Jeremy estuvo a punto de escribir una columna para criticar el citado estudio, en parte porque omitía algunas puntualizaciones que él consideraba básicas. Cierto, la belleza exterior podía atraer miradas -él era tan susceptible a los encantos de una supermodelo como cualquier otro hombre-, pero siempre había defendido que determinados rasgos como la inteligencia y la pasión eran mucho más atractivos e influyentes. Para descifrar esas cualidades, se precisaba más que un instante, y la belleza no tenía nada que ver con ello. La belleza podía ser un factor determinante a corto plazo, pero a medio y a largo plazo, las normas culturales -básicamente aquellos valores y normas inculcados por la familia- eran más importantes. Su editor, sin embargo, consideró que la idea era «demasiado subjetiva» y le sugirió que escribiera un artículo sobre el uso excesivo de antibióticos en la alimentación de los pollos, que tenía el potencial de convertir el estreptococo en la próxima plaga bubónica. Muy a su pesar, Jeremy tuvo que admitir que la sugerencia no carecía de sentido: el editor era vegetariano, y su esposa era increíblemente guapa y tan brillante como el cielo de Alaska en los meses de invierno.

Editores. Hacía tiempo que había llegado a la conclusión de que la mayoría de ellos eran una panda de hipócritas. Pero, al igual que en casi todas las profesiones, suponía, los hipócritas tendían a ser tanto personas apasionadas como duchas en política -en otras palabras, sobrevivientes corporativos-, lo cual significaba que eran ellos los que no sólo distribuían los trabajos sino los que acababan sufragando los gastos.

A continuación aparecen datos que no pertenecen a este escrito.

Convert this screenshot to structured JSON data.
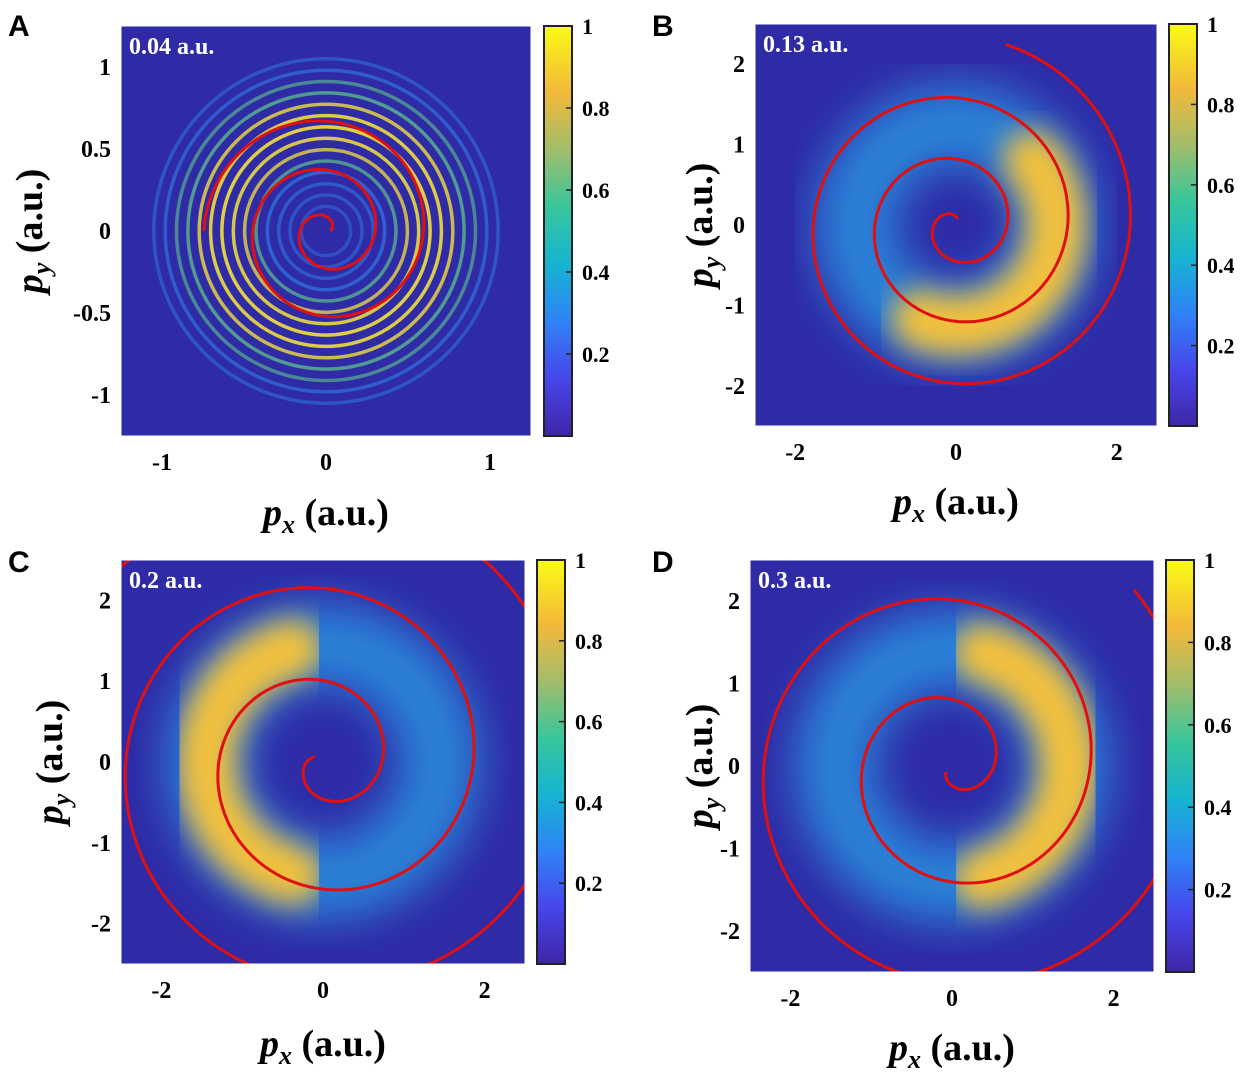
{
  "chart_data": [
    {
      "type": "heatmap",
      "panel_label": "A",
      "annotation": "0.04 a.u.",
      "xlabel": "p_x (a.u.)",
      "ylabel": "p_y (a.u.)",
      "xlim": [
        -1.25,
        1.25
      ],
      "ylim": [
        -1.25,
        1.25
      ],
      "xticks": [
        -1,
        0,
        1
      ],
      "yticks": [
        -1,
        -0.5,
        0,
        0.5,
        1
      ],
      "ytick_labels": [
        "-1",
        "-0.5",
        "0",
        "0.5",
        "1"
      ],
      "colorbar": {
        "min": 0,
        "max": 1,
        "ticks": [
          0.2,
          0.4,
          0.6,
          0.8,
          1
        ],
        "tick_labels": [
          "0.2",
          "0.4",
          "0.6",
          "0.8",
          "1"
        ]
      },
      "distribution": {
        "shape": "concentric rings",
        "ring_radius_range": [
          0.15,
          1.05
        ],
        "ring_count": 14,
        "peak_radius": 0.65
      },
      "spiral": {
        "color": "#e01010",
        "shape": "Archimedean-like spiral",
        "outer_radius": 0.72,
        "turns": 2.5
      }
    },
    {
      "type": "heatmap",
      "panel_label": "B",
      "annotation": "0.13 a.u.",
      "xlabel": "p_x (a.u.)",
      "ylabel": "p_y (a.u.)",
      "xlim": [
        -2.5,
        2.5
      ],
      "ylim": [
        -2.5,
        2.5
      ],
      "xticks": [
        -2,
        0,
        2
      ],
      "yticks": [
        -2,
        -1,
        0,
        1,
        2
      ],
      "ytick_labels": [
        "-2",
        "-1",
        "0",
        "1",
        "2"
      ],
      "colorbar": {
        "min": 0,
        "max": 1,
        "ticks": [
          0.2,
          0.4,
          0.6,
          0.8,
          1
        ],
        "tick_labels": [
          "0.2",
          "0.4",
          "0.6",
          "0.8",
          "1"
        ]
      },
      "distribution": {
        "shape": "ring",
        "ring_radius": 1.25,
        "peak_direction": "lower-right"
      },
      "spiral": {
        "color": "#e01010",
        "shape": "spiral",
        "outer_radius": 2.25,
        "turns": 3
      }
    },
    {
      "type": "heatmap",
      "panel_label": "C",
      "annotation": "0.2 a.u.",
      "xlabel": "p_x (a.u.)",
      "ylabel": "p_y (a.u.)",
      "xlim": [
        -2.5,
        2.5
      ],
      "ylim": [
        -2.5,
        2.5
      ],
      "xticks": [
        -2,
        0,
        2
      ],
      "yticks": [
        -2,
        -1,
        0,
        1,
        2
      ],
      "ytick_labels": [
        "-2",
        "-1",
        "0",
        "1",
        "2"
      ],
      "colorbar": {
        "min": 0,
        "max": 1,
        "ticks": [
          0.2,
          0.4,
          0.6,
          0.8,
          1
        ],
        "tick_labels": [
          "0.2",
          "0.4",
          "0.6",
          "0.8",
          "1"
        ]
      },
      "distribution": {
        "shape": "crescent",
        "ring_radius": 1.45,
        "peak_direction": "left"
      },
      "spiral": {
        "color": "#e01010",
        "shape": "spiral",
        "outer_radius": 3.4,
        "turns": 3
      }
    },
    {
      "type": "heatmap",
      "panel_label": "D",
      "annotation": "0.3 a.u.",
      "xlabel": "p_x (a.u.)",
      "ylabel": "p_y (a.u.)",
      "xlim": [
        -2.5,
        2.5
      ],
      "ylim": [
        -2.5,
        2.5
      ],
      "xticks": [
        -2,
        0,
        2
      ],
      "yticks": [
        -2,
        -1,
        0,
        1,
        2
      ],
      "ytick_labels": [
        "-2",
        "-1",
        "0",
        "1",
        "2"
      ],
      "colorbar": {
        "min": 0,
        "max": 1,
        "ticks": [
          0.2,
          0.4,
          0.6,
          0.8,
          1
        ],
        "tick_labels": [
          "0.2",
          "0.4",
          "0.6",
          "0.8",
          "1"
        ]
      },
      "distribution": {
        "shape": "crescent",
        "ring_radius": 1.45,
        "peak_direction": "right"
      },
      "spiral": {
        "color": "#e01010",
        "shape": "spiral",
        "outer_radius": 3.0,
        "turns": 2.5
      }
    }
  ],
  "colors": {
    "background": "#2f2aa6",
    "spiral": "#e01010",
    "colormap": [
      "#3e26a8",
      "#4746eb",
      "#2f83f6",
      "#16b4d1",
      "#38c69b",
      "#a3bd6a",
      "#f3b93a",
      "#f9fb15"
    ]
  },
  "axis_label_parts": {
    "x_var": "p",
    "x_sub": "x",
    "y_var": "p",
    "y_sub": "y",
    "unit": " (a.u.)"
  }
}
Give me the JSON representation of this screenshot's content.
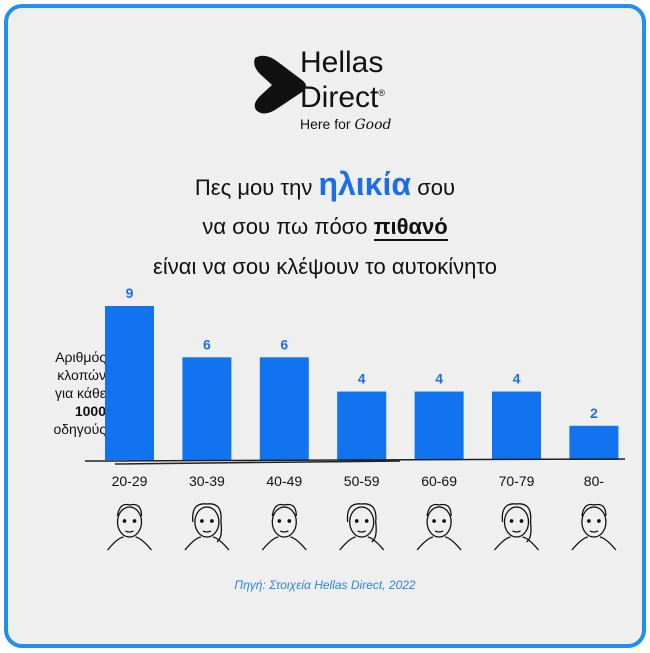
{
  "brand": {
    "name_line1": "Hellas",
    "name_line2": "Direct",
    "registered": "®",
    "tagline": "Here for",
    "tagline_script": "Good"
  },
  "headline": {
    "l1_pre": "Πες μου την",
    "l1_hl": "ηλικία",
    "l1_post": "σου",
    "l2_pre": "να σου πω πόσο",
    "l2_ul": "πιθανό",
    "l3": "είναι να σου κλέψουν το αυτοκίνητο"
  },
  "ylabel": {
    "l1": "Αριθμός",
    "l2": "κλοπών",
    "l3": "για κάθε",
    "l4": "1000",
    "l5": "οδηγούς"
  },
  "source": "Πηγή: Στοιχεία Hellas Direct, 2022",
  "colors": {
    "bar": "#1273ee",
    "label": "#1a6fe8",
    "frame": "#1e90f0"
  },
  "chart_data": {
    "type": "bar",
    "title": "",
    "xlabel": "",
    "ylabel": "Αριθμός κλοπών για κάθε 1000 οδηγούς",
    "categories": [
      "20-29",
      "30-39",
      "40-49",
      "50-59",
      "60-69",
      "70-79",
      "80-"
    ],
    "values": [
      9,
      6,
      6,
      4,
      4,
      4,
      2
    ],
    "ylim": [
      0,
      9
    ],
    "grid": false
  }
}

Pero quizá, tal y como Nate había sugerido, pronto podría librarse de ese círculo. Bueno, no completamente. Probablemente Alvin tenía razón cuando afirmaba que los productores de programas televisivos no diferían en nada de los editores, si bien al menos en televisión pagaban unos estipendios más elevados, y eso se traducía en la posibilidad de poder permitirse el lujo de elegir los proyectos, en lugar de tener que andar negociando durante casi todo el tiempo. María tenía razón cuando le dijo que trabajaba demasiado y que no creía que fuera capaz de cortar con ese ritmo frenético. Habían transcurrido quince años y seguía trabajando tanto como al principio. Quizá las historias que ahora tocaba eran más interesantes, o le costaba menos colocar sus artículos gracias a las relaciones que había establecido a lo largo de todos esos años, pero ninguno de esos dos motivos cambiaba el reto esencial de tener que buscar incansablemente nuevas historias que despuntaran por su originalidad. Todavía se veía obligado a redactar una docena de columnas para el ScientificAmerican, una o dos investigaciones de cierta calidad, más unos quince artículos de menor importancia al año, algunos de ellos sobre temas de actualidad, según la estación del año. ¿Se acercaba Navidad? Entonces tocaba escribir una historia sobre el verdadero san Nicolás, que nació en Turquía, llegó a ser obispo de Myra, y se hizo famoso por su generosidad, su amor por los niños y su preocupación por los marineros. ¿Se acercaba el verano? Entonces, ¿por qué no escribir una historia sobre o bien (posibilidad a) el calentamiento global y el innegable aumento de 0,8 grados en la temperatura durante los últimos cien años, y el impacto negativo, similar a lo acaecido en el Sahara, que ese cambio provocaría en Estados Unidos, o bien (posibilidad b) la aproximación de una nueva Edad de Hielo a consecuencia del calentamiento global, que convertiría el territorio de Estados Unidos en una enorme tundra helada. Para el Día de Acción de Gracias, en cambio, lo más apropiado era sacar a colación la vida de los colonizadores ingleses denominados «peregrinos», y no hablar únicamente de su gesto de amistad al invitar a cenar a los indios, sino también incluir la caza de brujas de Salem, las epidemias de la viruela, y la desagradable tendencia que tenían esos colonizadores hacia el incesto.